Asking people to leave India for opposing anything favoured by the ruling party seems to be the latest fad among politicians. These politicos make it to the headlines and their tasteless comments are the focus of discussions on social media.
Controversial BJP lawmaker Yogi Adityanath has asked people opposing yoga and ‘surya namaskar’ to leave India or drown themselves in the ocean.
It’s a no-brainer to deduce whom the comments were aimed at – they came as a reaction to minority groups opposing a move to make yoga compulsory in schools, claiming that the sun salutation goes against the Islamic law that prohibits bowing before anyone other than Allah.
Home minister Rajnath Singh sought to clear the air , saying there is no compulsion on performing yoga in schools during the International Yoga Day on June 21.

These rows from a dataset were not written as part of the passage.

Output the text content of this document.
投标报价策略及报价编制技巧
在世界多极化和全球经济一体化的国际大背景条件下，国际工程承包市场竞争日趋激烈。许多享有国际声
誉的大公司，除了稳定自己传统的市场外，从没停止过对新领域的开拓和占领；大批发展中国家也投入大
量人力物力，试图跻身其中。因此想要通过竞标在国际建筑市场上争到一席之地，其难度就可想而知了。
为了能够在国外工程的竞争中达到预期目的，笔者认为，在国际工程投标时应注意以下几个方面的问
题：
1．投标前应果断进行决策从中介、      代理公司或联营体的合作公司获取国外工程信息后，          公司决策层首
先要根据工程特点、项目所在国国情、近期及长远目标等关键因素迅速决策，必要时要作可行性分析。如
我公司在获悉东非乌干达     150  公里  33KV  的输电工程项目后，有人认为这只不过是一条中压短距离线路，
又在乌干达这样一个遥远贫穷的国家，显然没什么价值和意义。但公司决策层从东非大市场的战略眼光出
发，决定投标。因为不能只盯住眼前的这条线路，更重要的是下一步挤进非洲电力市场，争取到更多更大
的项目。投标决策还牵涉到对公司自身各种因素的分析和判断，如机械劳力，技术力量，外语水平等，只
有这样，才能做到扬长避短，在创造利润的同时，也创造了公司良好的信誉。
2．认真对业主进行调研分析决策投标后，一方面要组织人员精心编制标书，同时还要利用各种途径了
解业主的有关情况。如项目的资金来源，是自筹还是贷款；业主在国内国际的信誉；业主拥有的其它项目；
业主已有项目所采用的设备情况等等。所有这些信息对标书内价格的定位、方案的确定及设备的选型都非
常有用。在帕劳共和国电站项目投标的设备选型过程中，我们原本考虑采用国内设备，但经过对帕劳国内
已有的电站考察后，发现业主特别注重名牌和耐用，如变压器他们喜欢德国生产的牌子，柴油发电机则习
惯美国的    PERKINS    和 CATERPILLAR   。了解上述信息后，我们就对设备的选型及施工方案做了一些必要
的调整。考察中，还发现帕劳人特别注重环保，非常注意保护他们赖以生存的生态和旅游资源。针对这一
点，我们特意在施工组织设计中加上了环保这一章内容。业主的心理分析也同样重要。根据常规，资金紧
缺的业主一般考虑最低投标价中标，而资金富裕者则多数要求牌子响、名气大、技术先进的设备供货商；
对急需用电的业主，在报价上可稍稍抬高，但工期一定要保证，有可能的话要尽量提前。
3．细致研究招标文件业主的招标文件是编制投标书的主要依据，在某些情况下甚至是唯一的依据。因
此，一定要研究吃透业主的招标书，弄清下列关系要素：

The trend of asking people opposed to the politics of the NDA to leave India was probably kicked off by senior BJP leader Giriraj Singh in April last year. He had blatantly asked people “opposed to Modi” to go to Pakistan since they would have no place in India.
Last month, minister of state for minority affairs Mukhtar Abbas Naqvi asked those who want to eat beef to leave India and
go to Pakistan
Naqvi’s comment was an attempt to defend a beef ban in BJP-ruled states such as Maharashtra and Haryana. Beef, for many, was a staple food available at cheap prices.
For many, these comments reflect how vehemently the BJP-led government is pursuing the agenda of the Hindu right-wing.
Well-known Pakistani columnist Raza Rumi reacted to Adityanath’s comment by tweeting: “How many people will leave India? By this rate few would be left :)”
How many people will leave India? By this rate few would be left :) https://t.co/WZbJw2Kihd— Raza Rumi (@Razarumi) June 9, 2015
In March last year, Rumi survived an assassination attempt in Lahore by a Taliban-affiliated terror group and left Pakistan for the US.
Like Rumi, a celebrated film director, a journalist and a prolific writer have left India on their own, troubled by the disturbing state of affairs.
Discussing the reasons behind their departures might be more useful than frothing over the comments of insensitive politicians.
Anurag Kashyap, a poster-boy of independent cinema in Bollywood, left India to settle in Paris because he wants to make films where people have fewer boundaries.